Bowermaster believes the success of New York’s grassroots activism can serve as a model throughout the country, although he does recognize that places such as Colorado and California are battling a long history of drilling and exploration unknown in the Northeast. Still, he maintains his position that the industry will always produce a boom and bust economy, never serving anyone well. Although the industry and its government lobbyists argue that fracking will produce jobs and be good for the economy and the environment, “Those things are proving just not to be true,” Bowermaster says.
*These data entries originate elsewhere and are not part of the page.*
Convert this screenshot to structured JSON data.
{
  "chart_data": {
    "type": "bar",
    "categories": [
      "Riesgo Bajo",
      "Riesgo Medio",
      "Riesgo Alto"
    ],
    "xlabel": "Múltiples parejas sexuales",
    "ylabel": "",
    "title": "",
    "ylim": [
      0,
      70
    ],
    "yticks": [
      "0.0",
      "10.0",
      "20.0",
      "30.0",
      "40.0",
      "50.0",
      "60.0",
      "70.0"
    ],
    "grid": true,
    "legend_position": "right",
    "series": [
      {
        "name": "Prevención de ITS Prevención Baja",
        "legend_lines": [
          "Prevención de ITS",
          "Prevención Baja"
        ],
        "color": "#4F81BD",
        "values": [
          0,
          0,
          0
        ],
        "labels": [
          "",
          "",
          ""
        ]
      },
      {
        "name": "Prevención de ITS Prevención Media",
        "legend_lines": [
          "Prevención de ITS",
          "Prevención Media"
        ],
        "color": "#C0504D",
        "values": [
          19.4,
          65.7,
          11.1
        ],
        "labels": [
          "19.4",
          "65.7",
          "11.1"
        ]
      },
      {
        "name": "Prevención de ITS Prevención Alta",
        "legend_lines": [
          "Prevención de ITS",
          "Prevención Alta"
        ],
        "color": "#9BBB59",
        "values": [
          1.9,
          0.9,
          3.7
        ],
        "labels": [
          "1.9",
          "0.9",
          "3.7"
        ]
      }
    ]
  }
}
And he shows this through his film, with images and interviews of water contamination in California, the boom and bust in North Dakota and the earthquakes in Arkansas, all a
result of the fracking industry.
In Colorado, residents of Longmont talk about their frustrations as oil and gas development has moved in and Rep. Jared Polis and Gov. John Hickenlooper have refused to listen to their concerns. It shows the plethora of wells and storage facilities in Weld County built close to homes, schools and medical facilities. And it shows infrared images of a well leaking methane right next to a playground.
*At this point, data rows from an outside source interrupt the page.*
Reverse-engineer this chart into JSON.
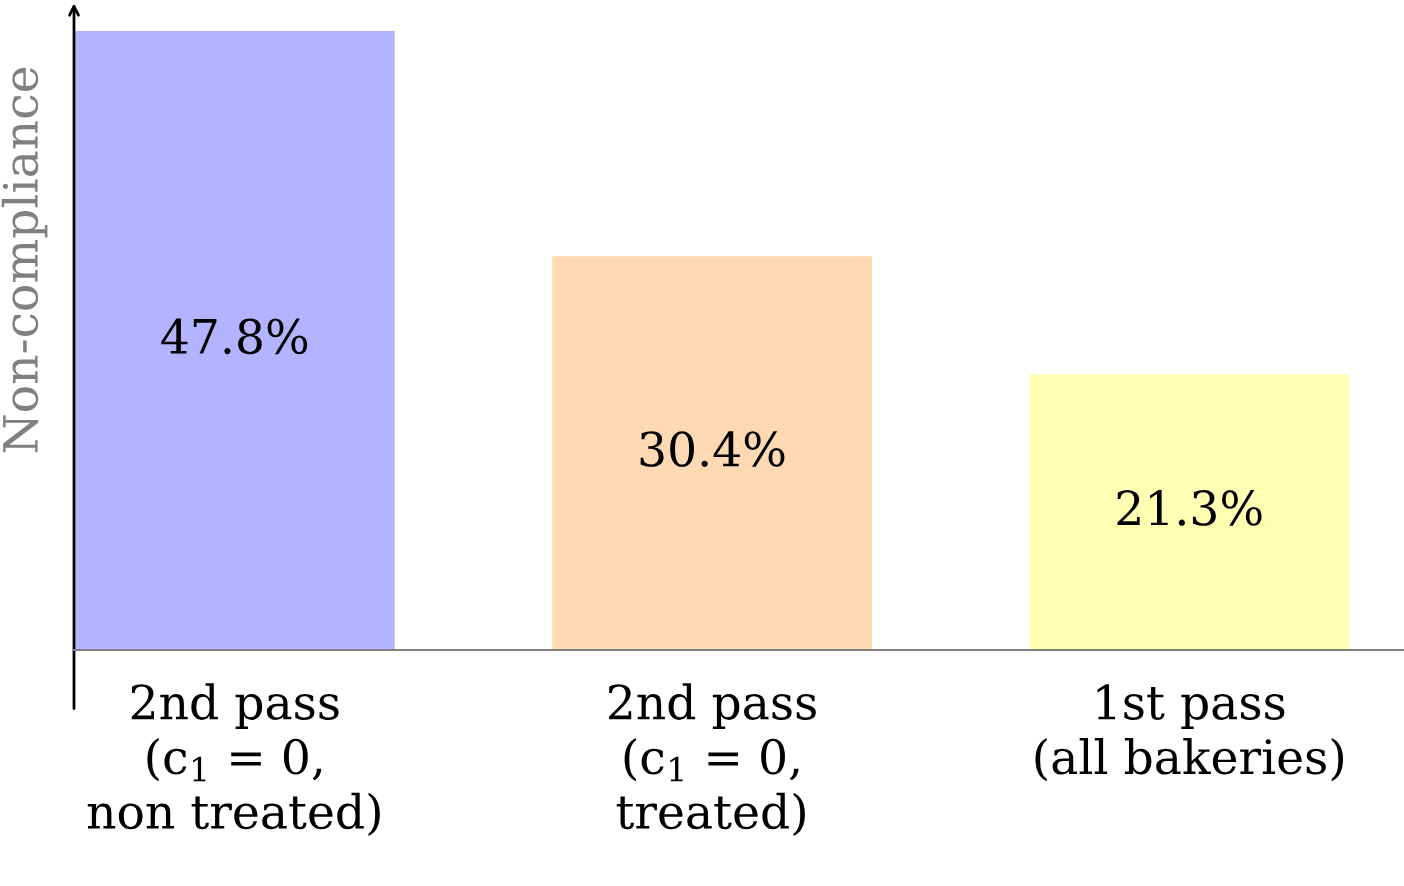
{
  "chart_data": {
    "type": "bar",
    "ylabel": "Non-compliance",
    "categories": [
      "2nd pass\n(c$_{1}$ = 0,\nnon treated)",
      "2nd pass\n(c$_{1}$ = 0,\ntreated)",
      "1st pass\n(all bakeries)"
    ],
    "values": [
      47.8,
      30.4,
      21.3
    ],
    "colors": [
      "#b3b3ff",
      "#ffd9b3",
      "#ffffb3"
    ],
    "value_labels": [
      "47.8%",
      "30.4%",
      "21.3%"
    ],
    "tick_labels": "x",
    "grid": false,
    "legend": false
  }
}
“There’s nothing natural about natural gas,” Bowermaster says. “Most of natural gas is methane, which is highly toxic. But [the industry] did a really good job of selling it to the politicians, to the public and initially to environmentalists. There were lots of green thinkers who bought on to the natural gas as the bridge to the future. As the film does a pretty good job of showing, that bridge was pretty much a dead end.”
In demanding a clean energy revolution, the film intends to reclaim the term “clean energy” from the fossil fuel industry who used it to market natural gas as an alternative to coal. Clean energy is renewable energy, Bowermaster says, and the subtitle echoes Ruffalo’s campaign of the same name.
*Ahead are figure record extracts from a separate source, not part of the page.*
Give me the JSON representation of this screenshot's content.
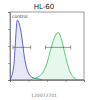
{
  "chart_data": {
    "type": "line",
    "title": "HL-60",
    "annotation": "control",
    "caption": "120072701",
    "x": [
      0,
      5,
      10,
      15,
      20,
      25,
      30,
      35,
      40,
      45,
      50,
      55,
      60,
      65,
      70,
      75,
      80,
      85,
      90,
      95,
      100
    ],
    "series": [
      {
        "name": "control",
        "color": "#3a3fc0",
        "values": [
          0,
          20,
          88,
          70,
          30,
          10,
          4,
          2,
          1,
          0,
          0,
          0,
          0,
          0,
          0,
          0,
          0,
          0,
          0,
          0,
          0
        ]
      },
      {
        "name": "HL-60",
        "color": "#2fbf5a",
        "values": [
          0,
          0,
          0,
          0,
          0,
          0,
          1,
          3,
          6,
          12,
          25,
          45,
          62,
          70,
          58,
          35,
          15,
          5,
          1,
          0,
          0
        ]
      }
    ],
    "gates": [
      {
        "from": 4,
        "to": 28,
        "y": 48
      },
      {
        "from": 48,
        "to": 82,
        "y": 48
      }
    ],
    "xlim": [
      0,
      100
    ],
    "ylim": [
      0,
      100
    ],
    "xticks": [
      0,
      25,
      50,
      75,
      100
    ],
    "yticks": [
      0,
      25,
      50,
      75,
      100
    ],
    "tick_labels": false
  }
}
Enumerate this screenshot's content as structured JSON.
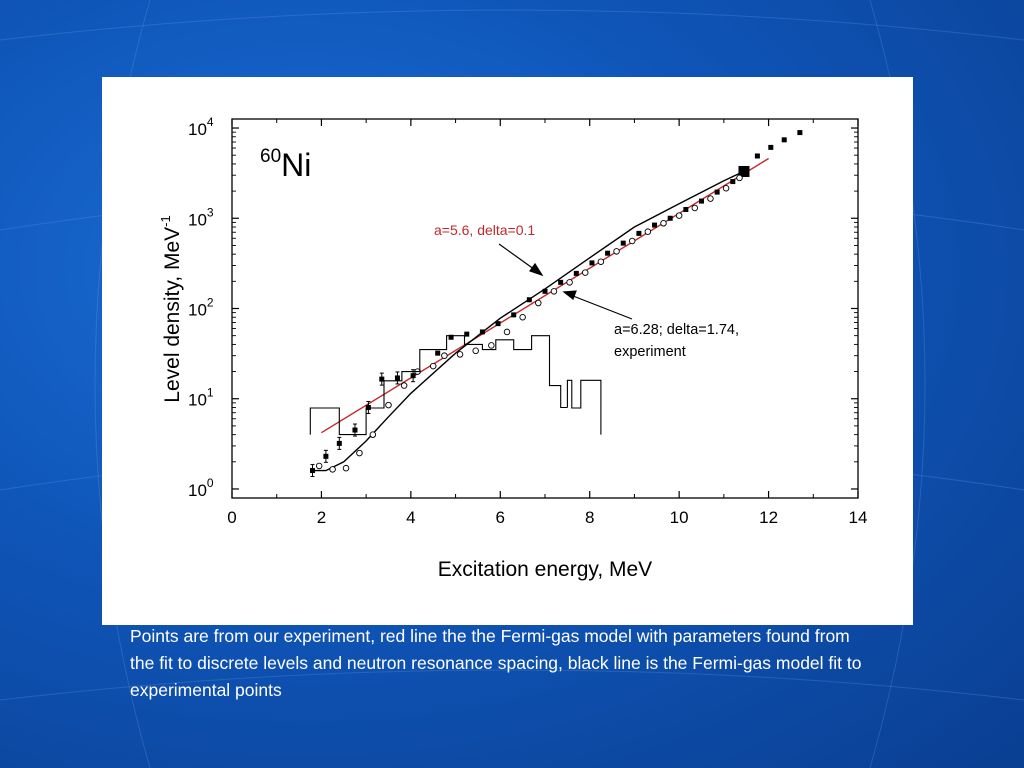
{
  "slide": {
    "caption": "Points are from our experiment, red line the the Fermi-gas model with parameters found from the fit to discrete levels and neutron resonance spacing, black line is the Fermi-gas model fit to experimental points",
    "background_color": "#0f55b8"
  },
  "chart_data": {
    "type": "scatter",
    "title_mass": "60",
    "title_element": "Ni",
    "xlabel": "Excitation energy, MeV",
    "ylabel_main": "Level density, MeV",
    "ylabel_sup": "-1",
    "xlim": [
      0,
      14
    ],
    "ylim_log10": [
      -0.1,
      4.1
    ],
    "yscale": "log",
    "grid": false,
    "x_ticks": [
      "0",
      "2",
      "4",
      "6",
      "8",
      "10",
      "12",
      "14"
    ],
    "x_tick_values": [
      0,
      2,
      4,
      6,
      8,
      10,
      12,
      14
    ],
    "y_ticks": [
      {
        "base": "10",
        "exp": "0"
      },
      {
        "base": "10",
        "exp": "1"
      },
      {
        "base": "10",
        "exp": "2"
      },
      {
        "base": "10",
        "exp": "3"
      },
      {
        "base": "10",
        "exp": "4"
      }
    ],
    "y_tick_log10": [
      0,
      1,
      2,
      3,
      4
    ],
    "annotations": {
      "red": "a=5.6, delta=0.1",
      "black_line1": "a=6.28; delta=1.74,",
      "black_line2": "experiment"
    },
    "colors": {
      "red_line": "#c0282d",
      "black": "#000000"
    },
    "series": [
      {
        "kind": "line",
        "color": "#c0282d",
        "x": [
          2.0,
          12.0
        ],
        "y": [
          4.2,
          4600
        ]
      },
      {
        "kind": "line",
        "color": "#000000",
        "x": [
          1.8,
          2.1,
          2.5,
          3.0,
          3.5,
          4.0,
          5.0,
          6.0,
          7.0,
          8.0,
          9.0,
          10.0,
          11.0,
          11.5
        ],
        "y": [
          1.6,
          1.6,
          2.0,
          3.4,
          6.3,
          11.5,
          32,
          78,
          165,
          365,
          800,
          1450,
          2600,
          3400
        ]
      },
      {
        "kind": "points-filled",
        "x": [
          1.8,
          2.1,
          2.4,
          2.75,
          3.05,
          3.35,
          3.7,
          4.05,
          4.6,
          4.9,
          5.25,
          5.6,
          5.95,
          6.3,
          6.65,
          7.0,
          7.35,
          7.7,
          8.05,
          8.4,
          8.75,
          9.1,
          9.45,
          9.8,
          10.15,
          10.5,
          10.85,
          11.2,
          11.45,
          11.75,
          12.05,
          12.35,
          12.7
        ],
        "y": [
          1.6,
          2.3,
          3.2,
          4.5,
          8.0,
          16.5,
          17,
          18,
          32,
          48,
          52,
          55,
          68,
          85,
          125,
          155,
          195,
          245,
          320,
          410,
          530,
          680,
          840,
          1000,
          1250,
          1550,
          1950,
          2550,
          3300,
          4900,
          6100,
          7400,
          8900
        ]
      },
      {
        "kind": "points-open",
        "x": [
          1.95,
          2.25,
          2.55,
          2.85,
          3.15,
          3.5,
          3.85,
          4.15,
          4.5,
          4.75,
          5.1,
          5.45,
          5.8,
          6.15,
          6.5,
          6.85,
          7.2,
          7.55,
          7.9,
          8.25,
          8.6,
          8.95,
          9.3,
          9.65,
          10.0,
          10.35,
          10.7,
          11.05,
          11.35
        ],
        "y": [
          1.8,
          1.65,
          1.7,
          2.5,
          4.0,
          8.5,
          14,
          20,
          23,
          30,
          31,
          34,
          39,
          55,
          80,
          115,
          155,
          195,
          250,
          330,
          430,
          560,
          710,
          880,
          1070,
          1300,
          1650,
          2150,
          2800
        ]
      },
      {
        "kind": "histogram",
        "x": [
          1.75,
          1.75,
          2.4,
          2.4,
          3.0,
          3.0,
          3.4,
          3.4,
          3.8,
          3.8,
          4.2,
          4.2,
          4.8,
          4.8,
          5.2,
          5.2,
          5.6,
          5.6,
          5.9,
          5.9,
          6.3,
          6.3,
          6.7,
          6.7,
          7.1,
          7.1,
          7.35,
          7.35,
          7.5
        ],
        "y": [
          4.0,
          7.9,
          7.9,
          4.0,
          4.0,
          7.9,
          7.9,
          15.8,
          15.8,
          20,
          20,
          35,
          35,
          50,
          50,
          40,
          40,
          35,
          35,
          45,
          45,
          35,
          35,
          50,
          50,
          14,
          14,
          8,
          8
        ]
      },
      {
        "kind": "histogram",
        "x": [
          7.5,
          7.5,
          7.6,
          7.6,
          7.8,
          7.8,
          8.25,
          8.25
        ],
        "y": [
          8,
          16,
          16,
          7.9,
          7.9,
          16,
          16,
          7.9
        ]
      },
      {
        "kind": "histogram",
        "x": [
          8.25,
          8.25
        ],
        "y": [
          7.9,
          4.0
        ]
      }
    ]
  }
}
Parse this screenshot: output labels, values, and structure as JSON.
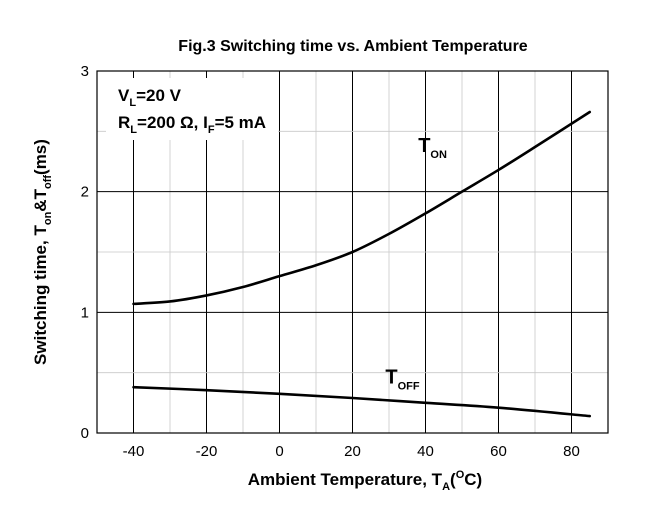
{
  "chart_data": {
    "type": "line",
    "title": "Fig.3 Switching time vs. Ambient Temperature",
    "xlabel": {
      "main": "Ambient Temperature, T",
      "sub": "A",
      "open": "(",
      "sup": "O",
      "rest": "C)"
    },
    "ylabel": {
      "main": "Switching time,  T",
      "sub1": "on",
      "mid": "&T",
      "sub2": "off",
      "rest": "(ms)"
    },
    "xlim": [
      -50,
      90
    ],
    "ylim": [
      0,
      3
    ],
    "x_ticks": [
      -40,
      -20,
      0,
      20,
      40,
      60,
      80
    ],
    "y_ticks": [
      0,
      1,
      2,
      3
    ],
    "grid": true,
    "conditions": [
      {
        "main": "V",
        "sub": "L",
        "rest": "=20 V"
      },
      {
        "main": "R",
        "sub": "L",
        "rest": "=200 Ω, I",
        "sub2": "F",
        "rest2": "=5 mA"
      }
    ],
    "series": [
      {
        "name": "T",
        "name_sub": "ON",
        "label_at": {
          "x": 38,
          "y": 2.33
        },
        "x": [
          -40,
          -30,
          -20,
          -10,
          0,
          10,
          20,
          30,
          40,
          50,
          60,
          70,
          85
        ],
        "y": [
          1.07,
          1.09,
          1.14,
          1.21,
          1.3,
          1.39,
          1.5,
          1.65,
          1.82,
          2.0,
          2.18,
          2.37,
          2.66
        ]
      },
      {
        "name": "T",
        "name_sub": "OFF",
        "label_at": {
          "x": 29,
          "y": 0.41
        },
        "x": [
          -40,
          -20,
          0,
          20,
          40,
          60,
          85
        ],
        "y": [
          0.38,
          0.355,
          0.325,
          0.29,
          0.25,
          0.21,
          0.14
        ]
      }
    ]
  }
}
“Mark is a huge part of this because he is such a committed believer,” Bowermaster says. “He’s not just some drop by celebrity who just lends his name to something to burnish his own green reputation. He lives and breathes this stuff.”
In 2011, Ruffalo launched The Solutions Project nonprofit with several experts also featured in Dear President Obama including the Director of the Atmosphere and Energy Program at Stanford University, Marc Jacobson, and Gasland director Josh Fox. The group works within all 50 states creating a pathway to 100 percent renewable energy use by the year 2050. Bowermaster says the group has several events planned this year, including a presentation at the Democratic National Convention in July.
“We should be investing in nothing but renewables going forward,” Bowermaster says. “That said, I’m not naïve. I understand that we as citizens have to sacrifice in order to make that happen. We have to drive smaller cars. We have to live in smaller houses. We have to use less energy. We are the ones demanding the energy.”
But by interacting with scientists working on solar and wind technology through the making of this film, Bowermaster believes a truly clean energy future is possible.
“It’s allowing me to see past the short-term mentality of most executives working in the fossil fuel industry,” he says. “The possibilities of renewables are so mind-blowing it makes those still insisting that burning things is our only energy future seem like cavemen.”
The filmmaker is currently on tour with the film, visiting 40 different cities including Boulder at eTown Hall on April 19 and Denver April 23. He also has plans to release the film on Netflix, Amazon and iTunes as soon as possible, making it available to anyone and everyone. Hopefully that includes all candidates running for elected office this year.
On the Bill: Film screening and Q & A with director Jon Bowermaster moderated by Nick Forster. 7 p.m. Tuesday, April 19, eTown Hall, 1535 Spruce St., Boulder, 303-443-8696.